An integrin binding motif in TLN-1/talin plays a minor role in motility and ovulation

Abstract

TLN-1/talin is a conserved focal adhesion protein that forms part of the linkage between the cytoplasmic tail of integrin and the actin cytoskeleton. In C. elegans , TLN-1 is expressed strongly in striated muscle and the gonadal sheath cells. Here, we report that a CRISPR-generated TLN-1 allele TLN-1(W387A), predicted to affect binding of talin to integrins, results in mild phenotypes, including motility defects and ovulation defects. The arrangement of the actin cytoskeleton in the body wall muscles, spermatheca, and sheath appears identical in wild type and TLN-1(W387A) animals. This analysis suggests that W387 in TLN-1 does not have a major effect on the binding of talin to integrin in vivo .

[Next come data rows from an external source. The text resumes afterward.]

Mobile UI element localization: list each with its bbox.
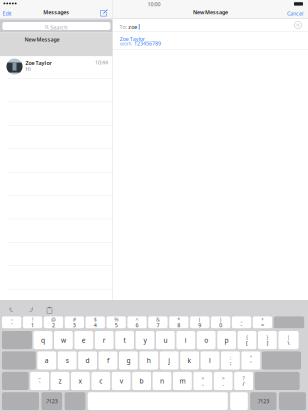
staticText: z [58,376,62,385]
button[interactable] [274,316,304,328]
button[interactable]: b [132,372,151,390]
button[interactable]: Undo [9,306,16,313]
button[interactable]: f [99,351,117,370]
button[interactable]: @ [44,316,63,328]
button[interactable]: _ [232,316,251,328]
button[interactable]: Paste [45,306,52,313]
button[interactable]: ~ [2,316,21,328]
staticText: r [103,336,106,344]
button[interactable]: m [173,372,192,390]
button[interactable]: w [54,331,73,349]
staticText: . [223,380,224,387]
button[interactable]: v [112,372,131,390]
button[interactable]: ) [211,316,230,328]
button[interactable]: ^ [127,316,147,328]
button[interactable]: Edit [0,0,12,10]
button[interactable] [230,392,248,410]
button[interactable]: : [221,351,240,370]
staticText: : [230,354,231,361]
staticText: 0 [219,322,222,329]
button[interactable]: Zoe Taylor [113,0,308,17]
staticText: + [261,316,264,323]
staticText: work [120,40,132,47]
staticText: a [45,356,49,365]
staticText: Search [50,24,67,31]
staticText: * [177,316,180,323]
button[interactable]: g [119,351,138,370]
button[interactable] [2,372,29,390]
button[interactable]: c [91,372,110,390]
button[interactable]: u [156,331,175,349]
button[interactable]: s [58,351,77,370]
button[interactable] [2,351,36,370]
button[interactable]: Redo [27,306,34,313]
staticText: ` [39,380,40,387]
staticText: o [204,336,208,344]
button[interactable]: h [139,351,158,370]
button[interactable]: y [136,331,154,349]
button[interactable]: } [258,331,277,349]
button[interactable]: a [37,351,56,370]
button[interactable]: & [148,316,168,328]
button[interactable]: l [201,351,219,370]
staticText: Zoe Taylor [26,60,52,67]
button[interactable]: z [51,372,69,390]
staticText: 6 [136,322,139,329]
staticText: x [78,376,82,385]
button[interactable]: New Message [0,0,12,11]
staticText: < [201,375,204,382]
button[interactable]: ~ [30,372,49,390]
button[interactable]: | [278,331,299,349]
staticText: ( [199,316,201,323]
button[interactable]: { [238,331,256,349]
button[interactable]: i [176,331,195,349]
button[interactable]: x [71,372,90,390]
staticText: / [243,380,245,387]
button[interactable] [262,351,301,370]
staticText: d [86,356,90,365]
staticText: Messages [43,9,69,16]
staticText: ) [220,316,222,323]
staticText: @ [51,316,56,323]
staticText: % [114,316,118,323]
button[interactable]: > [214,372,233,390]
staticText: { [246,334,248,341]
staticText: New Message [25,36,60,43]
staticText: \ [288,339,290,346]
button[interactable]: r [95,331,114,349]
button[interactable]: q [34,331,52,349]
button[interactable]: ? [234,372,253,390]
button[interactable]: e [74,331,93,349]
button[interactable]: .?123 [41,392,62,410]
button[interactable]: New Message [0,0,112,24]
button[interactable]: $ [86,316,105,328]
button[interactable]: p [217,331,236,349]
button[interactable]: .?123 [250,392,276,410]
button[interactable]: % [106,316,126,328]
staticText: 1 [31,322,34,329]
button[interactable]: t [115,331,134,349]
staticText: ~ [10,316,13,323]
button[interactable]: n [153,372,171,390]
button[interactable]: " [241,351,260,370]
button[interactable]: d [78,351,97,370]
button[interactable]: < [193,372,212,390]
button[interactable]: * [169,316,188,328]
button[interactable]: # [65,316,84,328]
button[interactable]: Zoe Taylor [0,0,112,22]
button[interactable]: ( [190,316,209,328]
button[interactable]: k [180,351,199,370]
button[interactable]: + [253,316,272,328]
button[interactable]: j [160,351,179,370]
button[interactable]: o [197,331,216,349]
button[interactable]: ! [23,316,42,328]
staticText: g [126,356,130,365]
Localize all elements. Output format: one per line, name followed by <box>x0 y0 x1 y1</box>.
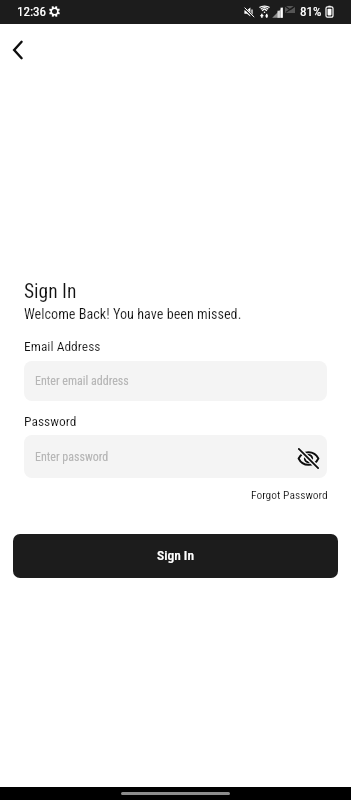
button[interactable]: Show password <box>295 445 322 472</box>
button[interactable]: Enter password <box>24 435 327 478</box>
staticText: Sign In <box>24 280 77 303</box>
staticText: Enter email address <box>35 374 129 388</box>
button[interactable]: Sign In <box>13 534 338 578</box>
staticText: Forgot Password <box>251 488 328 501</box>
staticText: 81% <box>300 4 322 19</box>
staticText: Sign In <box>157 547 194 563</box>
button[interactable]: Enter email address <box>24 361 327 401</box>
staticText: Password <box>24 413 77 429</box>
button[interactable]: Forgot Password <box>249 485 330 504</box>
staticText: Welcome Back! You have been missed. <box>24 306 242 323</box>
button[interactable]: Back <box>0 30 38 70</box>
staticText: Enter password <box>35 450 109 464</box>
staticText: 12:36 <box>17 4 47 19</box>
staticText: Email Address <box>24 338 101 354</box>
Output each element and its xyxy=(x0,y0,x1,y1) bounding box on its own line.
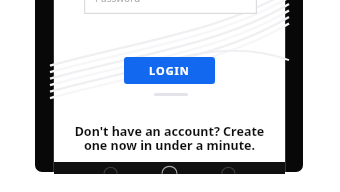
button[interactable]: Don't have an account? Create one now in… xyxy=(54,123,285,153)
staticText: LOGIN xyxy=(149,63,190,78)
button[interactable]: Password xyxy=(84,0,257,14)
other: Navigation bar xyxy=(54,162,285,174)
staticText: Password xyxy=(95,0,141,5)
button[interactable]: LOGIN xyxy=(124,57,215,84)
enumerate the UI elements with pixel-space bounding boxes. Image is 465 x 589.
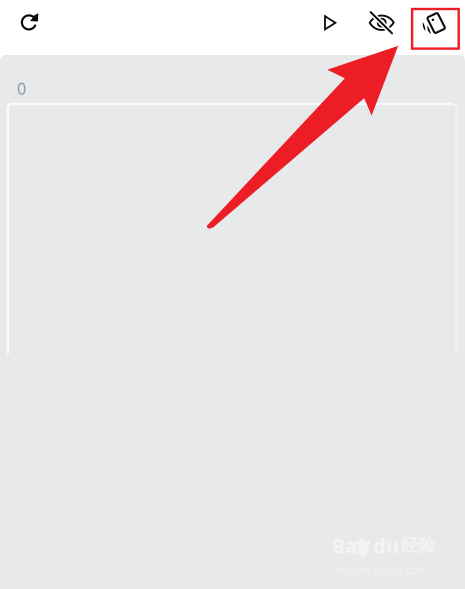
button[interactable]: Run xyxy=(306,0,354,46)
staticText: Bai xyxy=(332,532,363,559)
staticText: 经验 xyxy=(401,535,435,556)
button[interactable]: Refresh xyxy=(6,0,54,46)
staticText: 0 xyxy=(17,78,26,99)
button[interactable]: Toggle preview xyxy=(354,0,409,46)
staticText: du xyxy=(373,532,399,559)
button[interactable]: Shake gesture xyxy=(409,0,459,46)
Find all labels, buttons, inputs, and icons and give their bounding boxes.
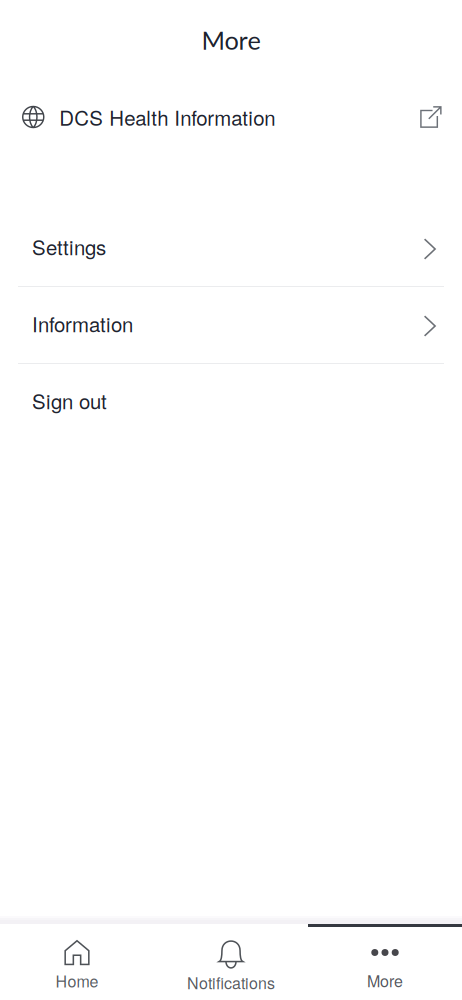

Figure 1. TLN-1(W387A) results in modest motility and oocyte transit defects

A) The tln-1(kq387) strain BU387 thrashed less on average compared to N2 (Student’s t-test; p<0.0002). B) No significant difference in egg laying in M9 solution was observed between BU387 tln-1(kq387) and N2 (Student’s t-test p = 0.7620). C) No significant difference in stimulated egg laying in 3 mg/mL serotonin creatine sulfate monohydrate solution was observed between BU387 tln-1(kq387) and N2 (Student’s t p-value of 0.9828). D-E) Confocal microscopy of the AH3437 TLN-1::GFP(WT) and BU388 TLN-1::GFP(W387A) animals indicating talin expression in body wall muscles (D), spermatheca, and sheath (E), scale bar= 20 mm. F-G) Phalloidin staining indicates actin alignment in spermatheca, sheath, germline, and body wall muscle scale bar= 20 mm. H) Spermathecal occupancy ‘trapping screen’ scoring of TLN-1::GFP(WT) and TLN-1::GFP(W387A) indicates the presence or absence of an embryo in the spermatheca. I-K) Assessment of timing of oocyte transit through the spermatheca (oocyte entry, dwell, and exit time) of of TLN-1::GFP(WT) and TLN-1::GFP(W387A) animals (blue: fertilized oocyte, red: oocyte fragment 'small piece').